Kat's Korner: Rickie's working the groove


Kat:  Rickie Lee Jones' The Other Side of Desire is a groove album.

That's never a bad thing.

But it's especially good news for Rickie who tends to do some of her strongest work when she's working the groove.  For example, see her self-titled debut, The Magazine or the especially brilliant Traffic From Paradise.

The groove this go round is both familiar and different.

It's expanded with her move from Los Angeles to New Orleans as a bit of press has noted.  (Here for the best, the interview Arun Rath did with her for NPR's All Things Considered -- link is audio and transcript.)

That Rickie would find inspiration in New Orleans is no real surprise.

As a songwriter, she's a story teller and the city is full of stories ("New Orleans Judge Paul Sens sued by man who claims judge was having an affair with his wife" was one recent local headline).
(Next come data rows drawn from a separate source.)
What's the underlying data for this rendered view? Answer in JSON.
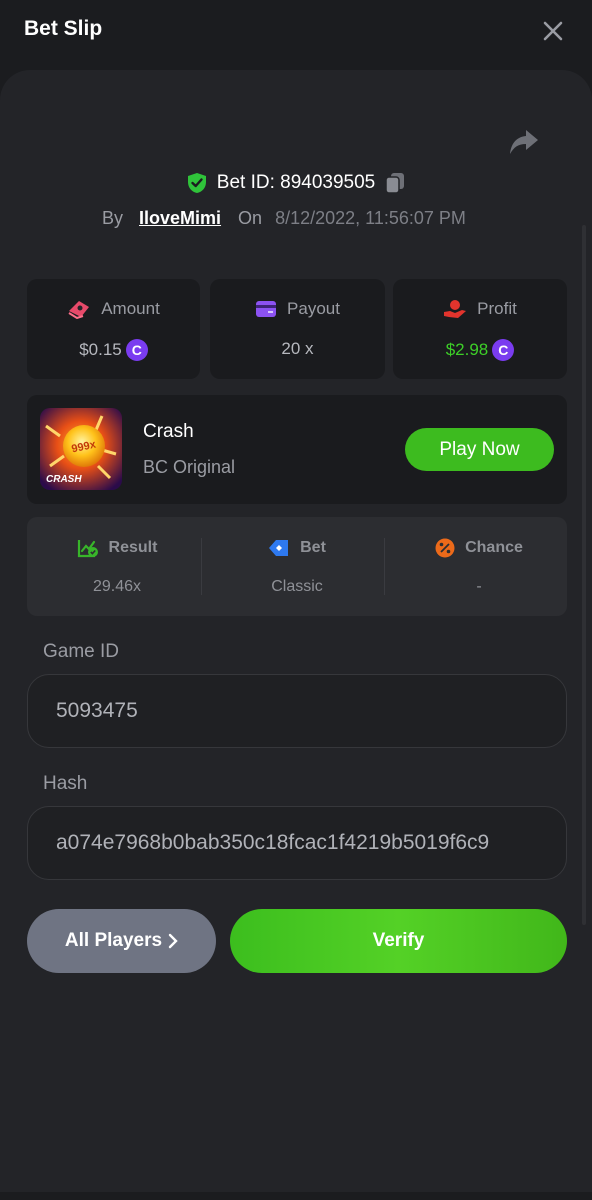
{
  "header": {
    "title": "Bet Slip"
  },
  "bet": {
    "id_text": "Bet ID: 894039505",
    "by_label": "By",
    "username": "IloveMimi",
    "on_label": "On",
    "datetime": "8/12/2022, 11:56:07 PM"
  },
  "stats": [
    {
      "label": "Amount",
      "value": "$0.15",
      "coin": "C",
      "value_color": "#b6b8be"
    },
    {
      "label": "Payout",
      "value": "20 x"
    },
    {
      "label": "Profit",
      "value": "$2.98",
      "coin": "C",
      "value_color": "#3dcf28"
    }
  ],
  "game": {
    "name": "Crash",
    "provider": "BC Original",
    "play_label": "Play Now",
    "thumb_badge": "999x",
    "thumb_text": "CRASH"
  },
  "result_row": {
    "result": {
      "label": "Result",
      "value": "29.46x"
    },
    "bet": {
      "label": "Bet",
      "value": "Classic"
    },
    "chance": {
      "label": "Chance",
      "value": "-"
    }
  },
  "fields": {
    "game_id": {
      "label": "Game ID",
      "value": "5093475"
    },
    "hash": {
      "label": "Hash",
      "value": "a074e7968b0bab350c18fcac1f4219b5019f6c9"
    }
  },
  "actions": {
    "players_label": "All Players",
    "verify_label": "Verify"
  },
  "colors": {
    "accent_green": "#3dbb1f",
    "coin_purple": "#7a3cf0",
    "profit_green": "#3dcf28"
  }
}
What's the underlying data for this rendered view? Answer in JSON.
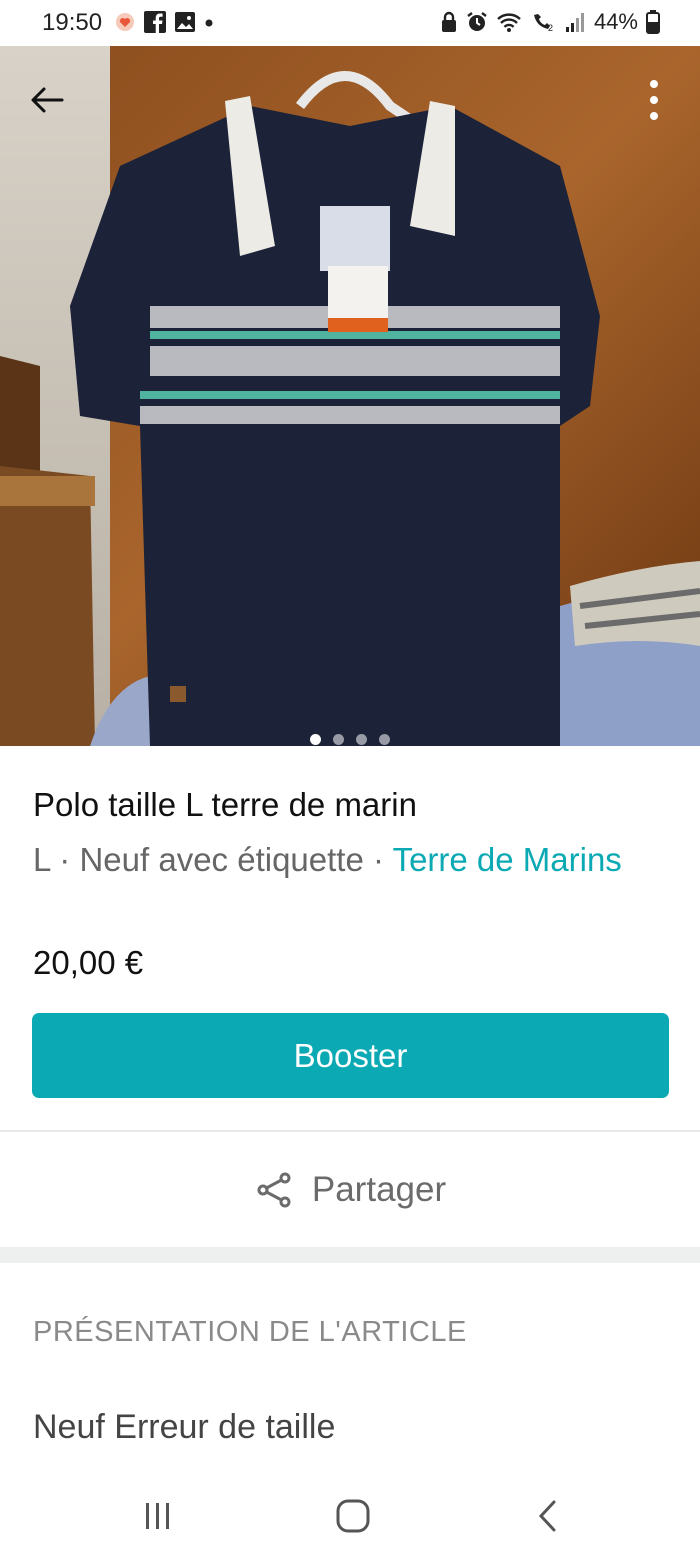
{
  "status_bar": {
    "time": "19:50",
    "battery": "44%",
    "icons": [
      "heart-notification-icon",
      "facebook-icon",
      "gallery-icon",
      "dot-icon",
      "lock-icon",
      "alarm-icon",
      "wifi-icon",
      "volte-icon",
      "signal-icon",
      "battery-icon"
    ]
  },
  "gallery": {
    "image_description": "",
    "dot_count": 4,
    "active_index": 0
  },
  "item": {
    "title": "Polo taille L terre de marin",
    "size": "L",
    "separator1": " · ",
    "condition": "Neuf avec étiquette",
    "separator2": " · ",
    "brand": "Terre de Marins",
    "price": "20,00 €"
  },
  "actions": {
    "booster_label": "Booster",
    "share_label": "Partager"
  },
  "presentation": {
    "section_title": "PRÉSENTATION DE L'ARTICLE",
    "description": "Neuf Erreur de taille"
  },
  "colors": {
    "accent": "#0aa9b3",
    "text_primary": "#111111",
    "text_secondary": "#666666"
  }
}
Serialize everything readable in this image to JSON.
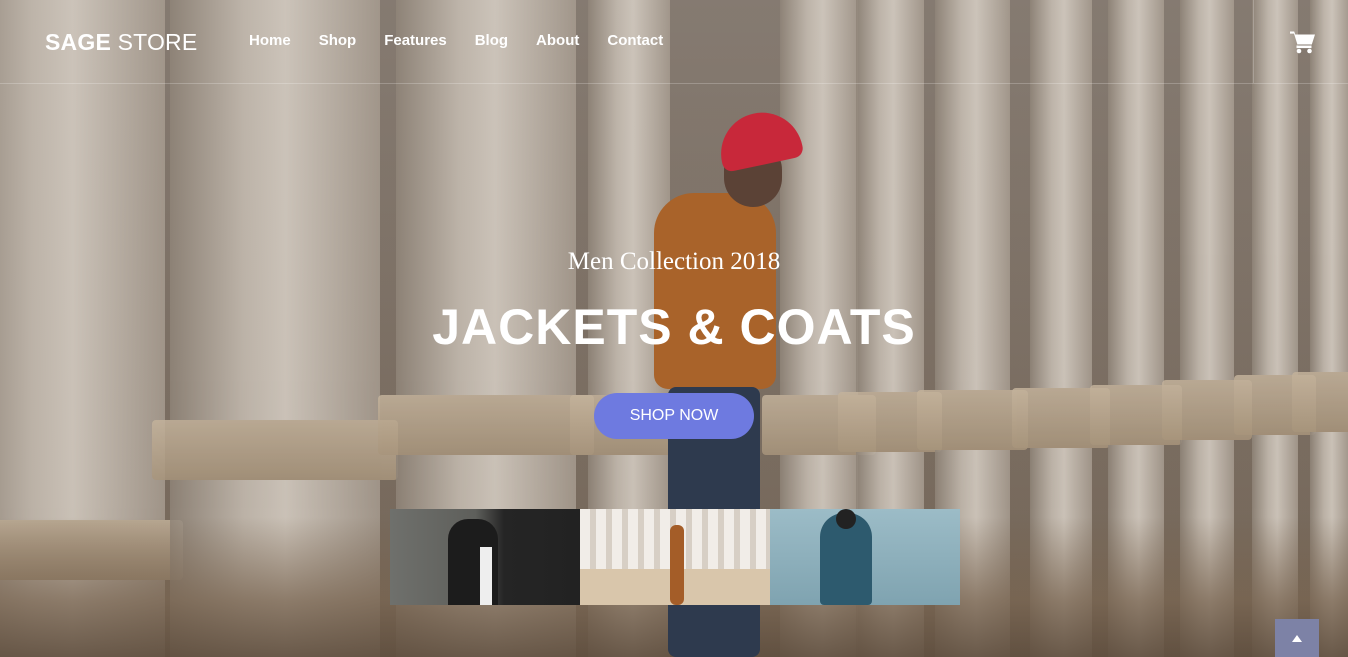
{
  "header": {
    "logo_bold": "SAGE",
    "logo_rest": " STORE",
    "nav": [
      "Home",
      "Shop",
      "Features",
      "Blog",
      "About",
      "Contact"
    ],
    "cart_icon": "shopping-cart-icon"
  },
  "hero": {
    "subtitle": "Men Collection 2018",
    "title": "JACKETS & COATS",
    "button_label": "SHOP NOW",
    "button_color": "#6e7ae0"
  },
  "thumbnails": [
    "thumbnail-woman-jacket",
    "thumbnail-man-columns",
    "thumbnail-man-backpack"
  ],
  "back_to_top_icon": "chevron-up-icon"
}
Writing in Rolling Stone's Book of Women In Rock, Elysa Gardner explained:

As an early exponent of this new generation of female rockers, Rickie Lee Jones certainly scored points in the chutzpah department.  When Jones garnered her first and biggest hit with the 1979 single "Chuck E.'s in Love" (which earned her a Grammy for Best New Artist), from her self-titled debut album, she was something of an anomaly on the pop scene.  At a time when disco and new wave dominated the charts, this California-based hipster offered a relatively laid-back yet more ambitious blend of singer-songwriter lyricism, bop-oriented rhythmic leanings, and neo-Beat atttidue.  Her songs paid wry, poignant tribute to the underbelly of America, evoking the seedy glamour of late-night bars and all-night diners and making appealing anti-heroes of bums and runaways.

Elysa Gardner also offered that "echoes of distinctively sleepy, sinuous vocal approach have been heard in younger singers ranging from Edie Brickell to Sheryl Crow."

And she uses that voice to sketch out new travels, new characters, new vistas.  In "I Wasn't Here," for example, she sings, "So where shall we go, I don't really know, But when we get there, I sure will have someone."

Rickie's grabbing your hand and taking you into a new city, a new world.

She explained to American Songwriter of this album, "In fact so many songs were written of the travel, the river, the train, the car.  I'd written a song of the jealousy of the river, how the train can go anywhere, and how the river breaks her bonds to show the train that she too can go anywhere.  So maybe all those ideas of loneliness, misguided bravado,"

Each track is a revelation.

And they all battle for favorite status with me.

"Blinded by the Hunt," for example, can come out on top one moment and then the next I'm arguing with myself that, for example, "Christmas in New Orleans" or "Haunted" is the best.

Certainly, "Jimmy Choos" is the most commercial.

But, again, all the tracks are revelations.

Rickie Lee Jones is back with The Other Side of Desire and, even if just musically, the world's a little better off as a result.